Габи не любила лошадей, она боялась их с самого детства. И я не могла себе представить, как кто-то сумел убедить ее отправиться на прогулку верхом.
Совершить подобное безумство она решилась бы только по просьбе любимого мужчины. И то, что Ренуара не было рядом, когда лошадь сбросила ее, лишь укрепляло меня в моих мыслях. Ему ничего не стоило подговорить кого-то из своих слуг напугать животное или даже ранить его.
Я несколько раз заводила об этом разговор с отцом, но он мгновенно мрачнел и советовал мне оставить всё это в прошлом. И однажды я поняла, что папенька тоже страдал, а мои вопросы лишь бередили его раны.
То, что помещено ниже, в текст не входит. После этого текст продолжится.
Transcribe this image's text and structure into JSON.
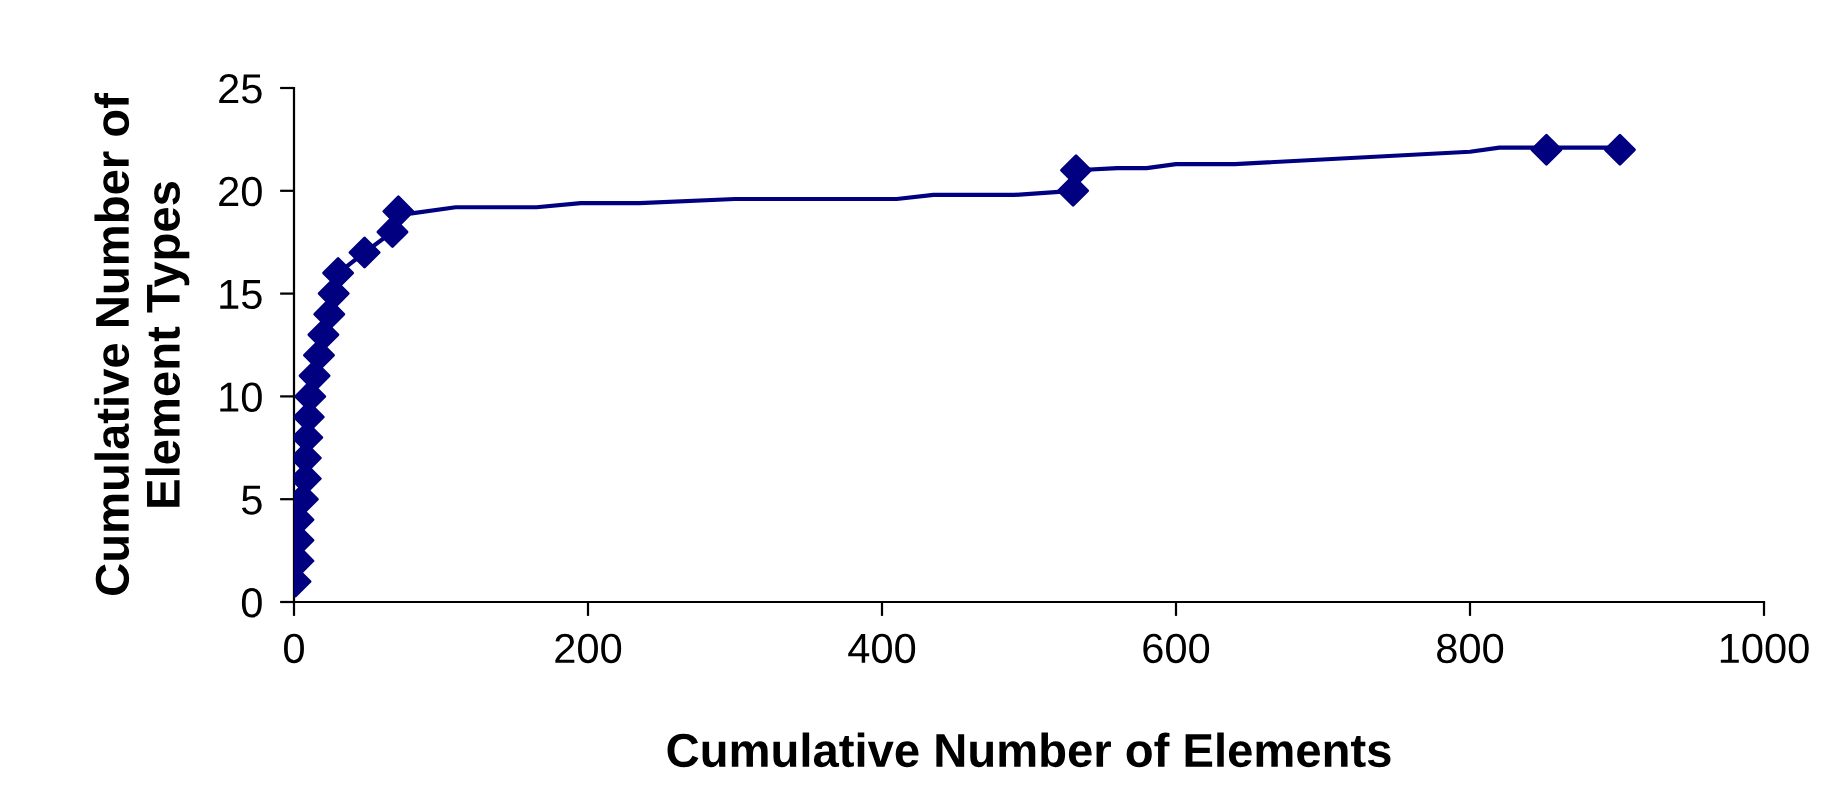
{
  "chart_data": {
    "type": "line",
    "xlabel": "Cumulative Number of Elements",
    "ylabel": "Cumulative Number of Element Types",
    "xlim": [
      0,
      1000
    ],
    "xticks": [
      0,
      200,
      400,
      600,
      800,
      1000
    ],
    "ylim": [
      0,
      25
    ],
    "yticks": [
      0,
      5,
      10,
      15,
      20,
      25
    ],
    "grid": false,
    "legend": false,
    "line_style": "solid",
    "series": [
      {
        "marker": "none",
        "color": "#000080",
        "x": [
          1,
          3,
          3,
          3,
          6,
          8,
          8,
          9,
          10,
          11,
          14,
          17,
          20,
          24,
          27,
          30,
          48,
          67,
          71,
          80,
          110,
          165,
          195,
          235,
          300,
          410,
          435,
          490,
          530,
          532,
          560,
          580,
          600,
          640,
          800,
          820,
          852,
          902
        ],
        "values": [
          1,
          2,
          3,
          4,
          5,
          6,
          7,
          8,
          9,
          10,
          11,
          12,
          13,
          14,
          15,
          16,
          17,
          18,
          19,
          18.9,
          19.2,
          19.2,
          19.4,
          19.4,
          19.6,
          19.6,
          19.8,
          19.8,
          20,
          21,
          21.1,
          21.1,
          21.3,
          21.3,
          21.9,
          22.1,
          22.1,
          22.1
        ]
      },
      {
        "type": "scatter",
        "marker": "diamond",
        "color": "#000080",
        "x": [
          1,
          3,
          3,
          3,
          6,
          8,
          8,
          9,
          10,
          11,
          14,
          17,
          20,
          24,
          27,
          30,
          48,
          67,
          71,
          530,
          532,
          852,
          902
        ],
        "values": [
          1,
          2,
          3,
          4,
          5,
          6,
          7,
          8,
          9,
          10,
          11,
          12,
          13,
          14,
          15,
          16,
          17,
          18,
          19,
          20,
          21,
          22,
          22
        ]
      }
    ]
  }
}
И я отступила, хотя самой себе поклялась, что никогда не забуду о преступлении Ренуара и, став взрослой, найду способ ему отомстить.
Несколько месяцев после гибели Габи я почти не улыбалась, но потихоньку моя обычная веселость стала брать верх над унынием. В тот день, когда я снова рассмеялась, зашелся смехом и отец, и я осознала, как нелегко ему было всё это время.
Перед сном, лёжа в постели, я каждую ночь придумывала планы мести маркизу —один изощреннее другого. Впрочем, среди множества кровожадных планов один был вполне законным. Я понимала, что в нашем нынешнем положении судиться с Ренуаром было бессмысленно — слишком велика была разница в нашем общественном положении. Но что, если однажды это изменится?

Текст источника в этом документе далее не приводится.